Navy was painted in one of the end zones at Michie Stadium, something the Midshipmen and everyone in Annapolis will treasure as an “I remember when I saw that” moment. So many special sights and sensations were created by this pandemic-adjusted week, in which Army and Michie Stadium hosted both Navy and Air Force in consecutive weeks.

The two games contained plenty of mistakes, but they possessed the supreme drama and emotion – and vivid turning points – which make service academy football such an irresistible spectacle.

Let’s start with Army-Navy 2020, on Dec. 12 in Michie Stadium.

The iconic moment from this game – the “never give up” moment which so thoroughly defines the ethos of the service academies themselves – was in the third quarter, with Army clinging to a tenuous 3-0 lead.

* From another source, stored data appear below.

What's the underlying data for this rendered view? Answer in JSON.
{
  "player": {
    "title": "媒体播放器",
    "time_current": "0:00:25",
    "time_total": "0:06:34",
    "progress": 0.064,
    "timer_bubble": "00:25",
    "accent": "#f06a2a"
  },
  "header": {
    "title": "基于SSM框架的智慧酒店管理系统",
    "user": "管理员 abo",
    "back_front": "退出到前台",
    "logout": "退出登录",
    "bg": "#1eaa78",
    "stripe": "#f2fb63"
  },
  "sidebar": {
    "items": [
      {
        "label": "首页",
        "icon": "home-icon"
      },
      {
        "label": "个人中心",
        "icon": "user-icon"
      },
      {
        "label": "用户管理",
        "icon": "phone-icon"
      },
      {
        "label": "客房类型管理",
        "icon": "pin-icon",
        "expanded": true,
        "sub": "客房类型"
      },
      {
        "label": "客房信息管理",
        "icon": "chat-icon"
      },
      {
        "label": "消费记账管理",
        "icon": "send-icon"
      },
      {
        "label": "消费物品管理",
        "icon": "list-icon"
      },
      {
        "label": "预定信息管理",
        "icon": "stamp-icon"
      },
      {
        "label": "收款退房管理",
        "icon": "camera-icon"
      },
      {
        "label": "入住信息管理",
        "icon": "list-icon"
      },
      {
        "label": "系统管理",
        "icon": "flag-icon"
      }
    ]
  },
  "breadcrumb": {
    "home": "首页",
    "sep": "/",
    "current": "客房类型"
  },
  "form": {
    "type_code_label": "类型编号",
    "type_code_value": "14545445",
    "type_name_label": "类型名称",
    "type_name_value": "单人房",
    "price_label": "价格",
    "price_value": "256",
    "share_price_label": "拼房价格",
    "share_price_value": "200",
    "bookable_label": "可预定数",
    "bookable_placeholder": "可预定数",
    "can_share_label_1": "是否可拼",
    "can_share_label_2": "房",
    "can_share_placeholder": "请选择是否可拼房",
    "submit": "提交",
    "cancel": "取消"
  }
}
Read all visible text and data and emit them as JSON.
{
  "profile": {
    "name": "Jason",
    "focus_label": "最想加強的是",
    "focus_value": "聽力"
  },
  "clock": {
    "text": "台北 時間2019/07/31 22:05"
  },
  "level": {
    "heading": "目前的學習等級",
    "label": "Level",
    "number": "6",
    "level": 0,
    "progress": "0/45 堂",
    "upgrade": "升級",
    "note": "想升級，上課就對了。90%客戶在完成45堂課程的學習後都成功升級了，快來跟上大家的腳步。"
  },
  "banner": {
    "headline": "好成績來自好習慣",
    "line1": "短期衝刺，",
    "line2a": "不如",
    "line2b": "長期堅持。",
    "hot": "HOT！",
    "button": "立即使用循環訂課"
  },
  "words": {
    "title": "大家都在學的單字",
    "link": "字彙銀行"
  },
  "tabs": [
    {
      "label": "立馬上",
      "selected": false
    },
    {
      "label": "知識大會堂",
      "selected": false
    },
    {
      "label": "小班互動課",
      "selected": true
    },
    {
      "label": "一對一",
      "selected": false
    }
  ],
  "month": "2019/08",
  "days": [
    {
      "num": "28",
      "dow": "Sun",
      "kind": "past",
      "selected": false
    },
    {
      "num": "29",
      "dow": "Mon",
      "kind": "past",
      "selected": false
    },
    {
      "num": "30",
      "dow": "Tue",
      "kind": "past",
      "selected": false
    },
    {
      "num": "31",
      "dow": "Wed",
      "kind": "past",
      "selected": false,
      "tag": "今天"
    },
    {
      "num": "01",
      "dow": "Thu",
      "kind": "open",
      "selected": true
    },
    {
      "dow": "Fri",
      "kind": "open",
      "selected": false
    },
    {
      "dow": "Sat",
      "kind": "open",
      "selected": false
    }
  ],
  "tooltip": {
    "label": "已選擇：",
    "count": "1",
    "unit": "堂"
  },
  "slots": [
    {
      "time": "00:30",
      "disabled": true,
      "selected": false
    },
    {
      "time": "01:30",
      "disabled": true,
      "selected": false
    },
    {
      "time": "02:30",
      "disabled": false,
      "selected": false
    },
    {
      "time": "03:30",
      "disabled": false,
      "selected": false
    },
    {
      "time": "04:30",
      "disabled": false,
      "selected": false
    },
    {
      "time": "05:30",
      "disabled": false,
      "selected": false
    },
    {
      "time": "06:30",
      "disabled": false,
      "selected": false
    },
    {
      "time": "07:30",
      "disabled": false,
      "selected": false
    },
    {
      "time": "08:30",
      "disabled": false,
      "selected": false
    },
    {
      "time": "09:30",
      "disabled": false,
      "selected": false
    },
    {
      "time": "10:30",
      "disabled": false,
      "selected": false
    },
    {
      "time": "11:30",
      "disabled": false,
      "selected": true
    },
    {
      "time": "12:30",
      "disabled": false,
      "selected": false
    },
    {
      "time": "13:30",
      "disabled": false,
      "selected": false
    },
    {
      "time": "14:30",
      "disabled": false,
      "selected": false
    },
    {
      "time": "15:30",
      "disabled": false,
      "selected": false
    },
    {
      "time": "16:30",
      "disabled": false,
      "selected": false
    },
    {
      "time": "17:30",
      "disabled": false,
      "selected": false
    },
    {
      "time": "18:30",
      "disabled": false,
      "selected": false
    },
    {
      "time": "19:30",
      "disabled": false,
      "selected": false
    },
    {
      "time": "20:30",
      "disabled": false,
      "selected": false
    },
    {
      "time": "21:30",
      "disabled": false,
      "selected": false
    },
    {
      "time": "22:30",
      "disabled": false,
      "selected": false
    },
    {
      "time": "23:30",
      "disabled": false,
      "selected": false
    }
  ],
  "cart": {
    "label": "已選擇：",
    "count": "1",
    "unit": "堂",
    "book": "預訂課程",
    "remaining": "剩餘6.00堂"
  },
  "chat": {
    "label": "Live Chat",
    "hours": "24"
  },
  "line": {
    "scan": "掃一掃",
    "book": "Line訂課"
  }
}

Navy quarterback Xavier Arline busted loose and broke into the open field. He was on his way to the end zone, poised to give Navy a 7-3 lead in a game with very little offense. It could have been the decisive turning point Navy needed.

The play became a turning point, but not in the way Navy hoped.

Army’s Cedric Cunningham did not tire of the chase. He could have relented, but he did not, and he managed to push Arline out of bounds at the 2-yard line. Delaying the inevitable, right?


Army stoned Navy on four attempts at the goal line to preserve its lead. Cunningham’s ability to fight to the very end of a play instead of conceding a touchdown became an instantly emblematic display of what playing for a service academy team is all about.

Navy also had a chance to pick up a fumble and take it to the house for six defensive points, but the Midshipmen couldn’t do it. Army took advantage of that play and the goal-line stand, adding 12 points late in the contest to score a 15-0 win and Sing Second on its home field against Navy.

That will always remain a memory of a lifetime for every Black Knight player who was able to soak up the experience in Michie Stadium.

Army beat Navy. What a triumph, what a complete emptying of the fuel tank that game required, as it always does.

Great season, right? Job done? On to the bowl game!

NOPE. There was still another game to play due to the pandemic-adjusted schedule.

Army had to beat Air Force the next week to lock up the Commander-In-Chief’s Trophy for 2020.

Midway through the fourth quarter, it didn’t look very good. Air Force led 7-3 and was in the Army red zone. However, the Black Knights and Jabari Moore picked off AFA quarterback Haaziq Daniels at the goal line to maintain a four-point deficit. Air Force failed to land the kill shot, but crucially, it didn’t even get three points for a 10-3 advantage, which would have meant that overtime would have been the worst-case scenario for the Falcons. At 7-3, they were in danger of losing a game in which they had largely outplayed an Army team which was running on fumes after the Navy win.

Army pounced on this opportunity after getting a reprieve thanks to its defense.

Army converted multiple fourth downs on an epic game-winning drive which will always be remembered as one of the greatest drives in the history of the United States Military Academy at West Point. Jakobi Buchanan crashed through the line on fourth down to score the go-ahead touchdown with 1:13 left. Army then intercepted Daniels one more time to complete the 10-7 win and capture the Commander-In-Chief’s Trophy in a way which will never be replicated again (or so we think).

Two Saturdays. Two of the most instantly famous games in Michie Stadium history. Two wins for Army. Two emotional, one-of-a-kind spectacles no academy football fan will ever forget.

One year later, the week of December 12-19, 2020, remains unlike any other week in service academy football history. This year’s Army-Navy Game bathes in the memory of that special December, one which will resonate for a very long time whenever service academy football’s golden moments are discussed.